I think I’m left-handed, but I can’t quite remember. I haven’t actually hand-written anything since about 2008, when the last smartphone-free human was exiled by society and sent panicking into the wild to carve tweets on a tree. Gradually, as we type more, the issue of choosing “which hand” to write with will fade. They’ll probably release an app in a few years that even gets Siri to wipe your bum too.
One thing I don’t miss as I reluctantly become integrated into my keyboard, like some forgotten PC accessory that’s grown a beard, is the dip in frequency with which I hear the expression, “Oh you’re left-handed? I hadn’t noticed.” An irksome interaction that suggests you’re keeping some sort of hand census, and that this vital piece of information had somehow got by one of your pervy informants.
I sometimes wonder if it’s similar remarks that caused Jimi Hendrix to set fire to his guitar. “Ooh, you play left-handed, I hadn’t noti- OK I’m sorry!” Keyboards are my camouflage against the manually obsessed.
A fascination with our favoured extremity might be more useful than we previously thought, as a recent study into the effects of left-handedness has made some intriguing findings.
“Left-handed individuals show consistently lower cognitive skills and higher rates of mental and behavioural disabilities,” writes Joshua Goodman in the Journal of Economic Perspectives.
Admittedly, most people would show lower cognitive skills if they spent their first 17 years fixing the smudged nonsense caused by a writing system that involves your hand immediately undoing the hard work of your pen. Children with iPads in schools will never know my frustration at producing an ink-smeared essay that could easily be mistaken for the manifesto of a clumsy squid.
Goodman has further bad news: “The empirical evidence for greater creativity among the left-handed turns out to be fairly weak.”
So not only are we sinister types probably not very clever, we can’t even fall back on the usual trade-offs of being arty and creative either. What next? The left-handed can’t tell anecdotes? They’re scientifically bad in bed? It turns out the final blow is financial, with lefties receiving “10–12% lower annual earnings than righties”, apparently due to their focus on jobs with less emphasis on cognitive skill.
There isn’t much consolation for all of this.
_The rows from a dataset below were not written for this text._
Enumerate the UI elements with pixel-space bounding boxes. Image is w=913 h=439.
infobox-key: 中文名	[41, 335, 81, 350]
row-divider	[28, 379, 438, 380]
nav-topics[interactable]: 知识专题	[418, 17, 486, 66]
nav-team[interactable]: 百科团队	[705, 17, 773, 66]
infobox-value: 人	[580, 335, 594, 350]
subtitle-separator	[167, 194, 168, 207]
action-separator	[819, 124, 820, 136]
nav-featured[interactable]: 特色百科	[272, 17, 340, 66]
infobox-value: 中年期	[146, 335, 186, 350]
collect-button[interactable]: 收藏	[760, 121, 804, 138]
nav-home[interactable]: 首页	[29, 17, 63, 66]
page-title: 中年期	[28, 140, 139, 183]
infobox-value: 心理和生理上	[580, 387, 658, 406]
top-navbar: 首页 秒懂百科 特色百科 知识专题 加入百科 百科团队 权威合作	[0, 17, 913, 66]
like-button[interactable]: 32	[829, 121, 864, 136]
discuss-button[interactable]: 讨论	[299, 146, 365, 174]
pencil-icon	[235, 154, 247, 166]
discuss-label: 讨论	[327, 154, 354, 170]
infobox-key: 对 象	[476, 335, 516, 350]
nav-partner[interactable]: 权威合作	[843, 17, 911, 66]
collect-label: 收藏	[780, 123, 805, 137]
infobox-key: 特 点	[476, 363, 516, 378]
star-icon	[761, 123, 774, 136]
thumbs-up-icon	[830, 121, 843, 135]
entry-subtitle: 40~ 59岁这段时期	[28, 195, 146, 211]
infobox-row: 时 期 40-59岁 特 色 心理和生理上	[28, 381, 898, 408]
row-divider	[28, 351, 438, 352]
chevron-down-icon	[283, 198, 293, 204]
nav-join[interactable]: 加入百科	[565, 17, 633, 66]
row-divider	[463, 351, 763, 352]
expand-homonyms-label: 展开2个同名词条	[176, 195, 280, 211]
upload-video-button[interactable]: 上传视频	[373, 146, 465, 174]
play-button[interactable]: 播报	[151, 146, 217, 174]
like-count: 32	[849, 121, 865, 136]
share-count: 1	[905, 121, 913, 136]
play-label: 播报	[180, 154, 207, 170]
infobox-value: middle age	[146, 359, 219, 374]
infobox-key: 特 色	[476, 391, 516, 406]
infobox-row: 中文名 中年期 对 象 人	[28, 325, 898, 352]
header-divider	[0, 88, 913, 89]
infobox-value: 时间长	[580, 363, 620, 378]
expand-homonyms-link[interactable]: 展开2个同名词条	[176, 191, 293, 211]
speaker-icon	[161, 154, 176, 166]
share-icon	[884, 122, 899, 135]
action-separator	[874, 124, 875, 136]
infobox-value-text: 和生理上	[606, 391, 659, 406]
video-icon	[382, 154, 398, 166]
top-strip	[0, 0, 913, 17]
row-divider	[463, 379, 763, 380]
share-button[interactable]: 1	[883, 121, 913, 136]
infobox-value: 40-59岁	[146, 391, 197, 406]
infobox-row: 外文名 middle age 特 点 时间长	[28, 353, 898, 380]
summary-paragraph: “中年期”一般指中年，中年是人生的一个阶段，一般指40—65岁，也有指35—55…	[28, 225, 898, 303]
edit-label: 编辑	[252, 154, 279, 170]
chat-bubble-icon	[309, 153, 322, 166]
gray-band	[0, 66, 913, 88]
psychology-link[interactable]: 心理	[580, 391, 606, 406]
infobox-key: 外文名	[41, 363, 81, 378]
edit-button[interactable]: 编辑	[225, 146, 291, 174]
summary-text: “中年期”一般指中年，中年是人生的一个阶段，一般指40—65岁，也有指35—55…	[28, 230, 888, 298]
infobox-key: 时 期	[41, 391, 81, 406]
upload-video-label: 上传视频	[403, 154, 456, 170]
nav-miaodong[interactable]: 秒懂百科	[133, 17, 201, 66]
Some might point to the fact that Barack Obama is left-handed, but I’m not sure that’s comforting any more when you consider the fact that he’s more likely to have “emotional and behavioural problems [and] learning disabilities such as dyslexia”. I mean, does he even know what he’s signing? Does Obama know he’s signing off on drone strikes?
I think shunning ink and sticking to the keyboard might be a good plan. It means I can avoid the “I hadn’t noticed” conversation and ensuing violence, but also I don’t want people now saying, “You’re left-handed? Oh dear. You’re probably stupid and poor. Want to borrow a fiver?”